Марья занималась прачечным делом; дома она стирала редко, но все больше ходила работать поденно. Она получала в день по 40 копеек и, кроме того, завтракала и обедала у тех, на кого стирала. Если месяц выдавался для нее счастливый, Марья могла заработать рублей десять-одиннадцать, И, значит, за вычетом квартирной платы у нее оставалось на все про все рублей 8 или 9. Не велики деньги при той дороговизне, какая была в «большом городе», и нет ничего мудреного, что Марья с детьми жила в большой нужде и не раз случалось, что у нее не хватало денег для того, чтобы купить керосину или хлеба, сколько нужно. Платья у них уже давно обшмыгались, не раз зачинивались и были все в заплатах. Некоторые одежды Лизы и маленького Степы пестротой своих заплат напоминали костюм арлекина — лишь с тою разницей, что нелепый арлекинский костюм гораздо щеголеватее лохмотьев наших подвальных обитателей.
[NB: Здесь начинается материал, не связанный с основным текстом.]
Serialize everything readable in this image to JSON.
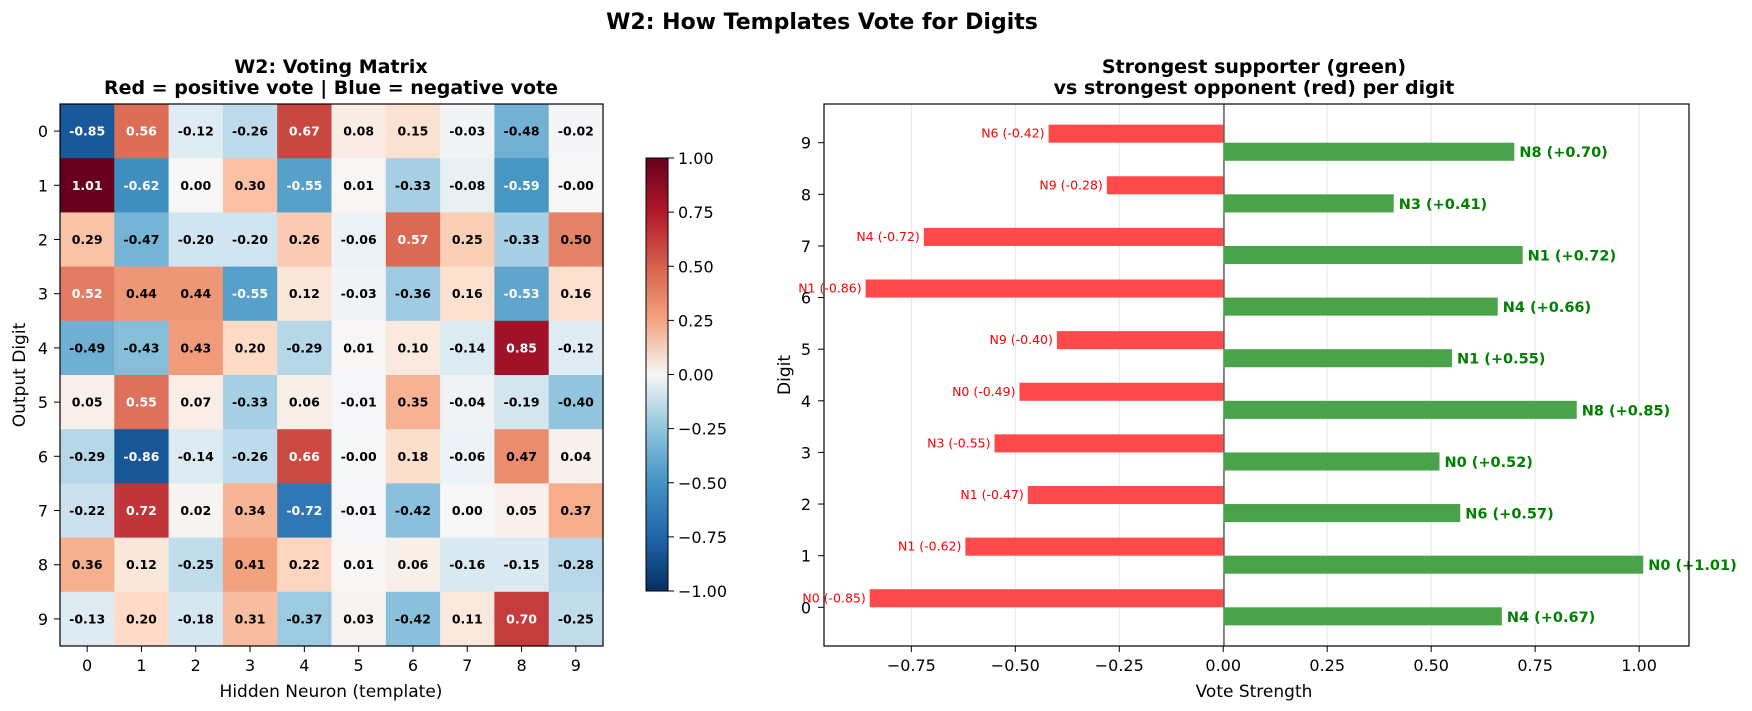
{
  "figure": {
    "suptitle": "W2: How Templates Vote for Digits"
  },
  "chart_data": [
    {
      "type": "heatmap",
      "title_line1": "W2: Voting Matrix",
      "title_line2": "Red = positive vote | Blue = negative vote",
      "xlabel": "Hidden Neuron (template)",
      "ylabel": "Output Digit",
      "x_ticks": [
        "0",
        "1",
        "2",
        "3",
        "4",
        "5",
        "6",
        "7",
        "8",
        "9"
      ],
      "y_ticks": [
        "0",
        "1",
        "2",
        "3",
        "4",
        "5",
        "6",
        "7",
        "8",
        "9"
      ],
      "colormap": "RdBu_r",
      "vmin": -1.0,
      "vmax": 1.0,
      "colorbar_ticks": [
        "1.00",
        "0.75",
        "0.50",
        "0.25",
        "0.00",
        "−0.25",
        "−0.50",
        "−0.75",
        "−1.00"
      ],
      "values": [
        [
          -0.85,
          0.56,
          -0.12,
          -0.26,
          0.67,
          0.08,
          0.15,
          -0.03,
          -0.48,
          -0.02
        ],
        [
          1.01,
          -0.62,
          0.0,
          0.3,
          -0.55,
          0.01,
          -0.33,
          -0.08,
          -0.59,
          -0.0
        ],
        [
          0.29,
          -0.47,
          -0.2,
          -0.2,
          0.26,
          -0.06,
          0.57,
          0.25,
          -0.33,
          0.5
        ],
        [
          0.52,
          0.44,
          0.44,
          -0.55,
          0.12,
          -0.03,
          -0.36,
          0.16,
          -0.53,
          0.16
        ],
        [
          -0.49,
          -0.43,
          0.43,
          0.2,
          -0.29,
          0.01,
          0.1,
          -0.14,
          0.85,
          -0.12
        ],
        [
          0.05,
          0.55,
          0.07,
          -0.33,
          0.06,
          -0.01,
          0.35,
          -0.04,
          -0.19,
          -0.4
        ],
        [
          -0.29,
          -0.86,
          -0.14,
          -0.26,
          0.66,
          -0.0,
          0.18,
          -0.06,
          0.47,
          0.04
        ],
        [
          -0.22,
          0.72,
          0.02,
          0.34,
          -0.72,
          -0.01,
          -0.42,
          0.0,
          0.05,
          0.37
        ],
        [
          0.36,
          0.12,
          -0.25,
          0.41,
          0.22,
          0.01,
          0.06,
          -0.16,
          -0.15,
          -0.28
        ],
        [
          -0.13,
          0.2,
          -0.18,
          0.31,
          -0.37,
          0.03,
          -0.42,
          0.11,
          0.7,
          -0.25
        ]
      ],
      "cell_labels": [
        [
          "-0.85",
          "0.56",
          "-0.12",
          "-0.26",
          "0.67",
          "0.08",
          "0.15",
          "-0.03",
          "-0.48",
          "-0.02"
        ],
        [
          "1.01",
          "-0.62",
          "0.00",
          "0.30",
          "-0.55",
          "0.01",
          "-0.33",
          "-0.08",
          "-0.59",
          "-0.00"
        ],
        [
          "0.29",
          "-0.47",
          "-0.20",
          "-0.20",
          "0.26",
          "-0.06",
          "0.57",
          "0.25",
          "-0.33",
          "0.50"
        ],
        [
          "0.52",
          "0.44",
          "0.44",
          "-0.55",
          "0.12",
          "-0.03",
          "-0.36",
          "0.16",
          "-0.53",
          "0.16"
        ],
        [
          "-0.49",
          "-0.43",
          "0.43",
          "0.20",
          "-0.29",
          "0.01",
          "0.10",
          "-0.14",
          "0.85",
          "-0.12"
        ],
        [
          "0.05",
          "0.55",
          "0.07",
          "-0.33",
          "0.06",
          "-0.01",
          "0.35",
          "-0.04",
          "-0.19",
          "-0.40"
        ],
        [
          "-0.29",
          "-0.86",
          "-0.14",
          "-0.26",
          "0.66",
          "-0.00",
          "0.18",
          "-0.06",
          "0.47",
          "0.04"
        ],
        [
          "-0.22",
          "0.72",
          "0.02",
          "0.34",
          "-0.72",
          "-0.01",
          "-0.42",
          "0.00",
          "0.05",
          "0.37"
        ],
        [
          "0.36",
          "0.12",
          "-0.25",
          "0.41",
          "0.22",
          "0.01",
          "0.06",
          "-0.16",
          "-0.15",
          "-0.28"
        ],
        [
          "-0.13",
          "0.20",
          "-0.18",
          "0.31",
          "-0.37",
          "0.03",
          "-0.42",
          "0.11",
          "0.70",
          "-0.25"
        ]
      ]
    },
    {
      "type": "bar",
      "orientation": "horizontal",
      "title_line1": "Strongest supporter (green)",
      "title_line2": "vs strongest opponent (red) per digit",
      "xlabel": "Vote Strength",
      "ylabel": "Digit",
      "xlim": [
        -0.96,
        1.12
      ],
      "x_ticks": [
        -0.75,
        -0.5,
        -0.25,
        0.0,
        0.25,
        0.5,
        0.75,
        1.0
      ],
      "x_tick_labels": [
        "−0.75",
        "−0.50",
        "−0.25",
        "0.00",
        "0.25",
        "0.50",
        "0.75",
        "1.00"
      ],
      "categories": [
        "0",
        "1",
        "2",
        "3",
        "4",
        "5",
        "6",
        "7",
        "8",
        "9"
      ],
      "grid": "vertical",
      "colors": {
        "supporter": "#4aa34a",
        "opponent": "#fe4a4a",
        "supporter_text": "#008000",
        "opponent_text": "#ff0000"
      },
      "series": [
        {
          "values": [
            0.67,
            1.01,
            0.57,
            0.52,
            0.85,
            0.55,
            0.66,
            0.72,
            0.41,
            0.7
          ],
          "labels": [
            "N4 (+0.67)",
            "N0 (+1.01)",
            "N6 (+0.57)",
            "N0 (+0.52)",
            "N8 (+0.85)",
            "N1 (+0.55)",
            "N4 (+0.66)",
            "N1 (+0.72)",
            "N3 (+0.41)",
            "N8 (+0.70)"
          ]
        },
        {
          "values": [
            -0.85,
            -0.62,
            -0.47,
            -0.55,
            -0.49,
            -0.4,
            -0.86,
            -0.72,
            -0.28,
            -0.42
          ],
          "labels": [
            "N0 (-0.85)",
            "N1 (-0.62)",
            "N1 (-0.47)",
            "N3 (-0.55)",
            "N0 (-0.49)",
            "N9 (-0.40)",
            "N1 (-0.86)",
            "N4 (-0.72)",
            "N9 (-0.28)",
            "N6 (-0.42)"
          ]
        }
      ]
    }
  ]
}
Кое-какие вещи, бывшие при муже, Марья продала, и деньги, вырученные от продажи их, были уже давно прожиты. Теперь в Марьином хозяйстве самыми дорогими предметами были самовар, медный кофейник и три утюга.

По годам Марья была не старая женщина, но горе и бедность, тревоги да заботы не красят и не молодят человека, — состарили они прежде времени и Марью. За последние два года Марья очень похудела, и лицо ее стало бледное; в русых волосах ее поблескивала седина. От горячего, сырого воздуха прачечной ее глаза — добрые, кроткие, голубые глаза — были красны и слезились, а от постоянной работы внаклонку ее спина и плечи сгорбились совсем по-старушечьи. От частого перехода из прачечной прямо на двор во всякую погоду, — в холод и ветер, Марья часто простужалась и зимою почти постоянно кашляла. Из аптеки ей давали от кашля капли датского короля, но капли ни датского и никакого другого короля были не в состоянии помочь Марье Лебедевой до тех пор, пока она торчала в прачечной над котлом и жила в сырой, промозглой подвальной каморке… Много она хлебнула горя, много бессонных ночей провела, оставшись после смерти мужа с детьми на руках и без всяких средств к жизни…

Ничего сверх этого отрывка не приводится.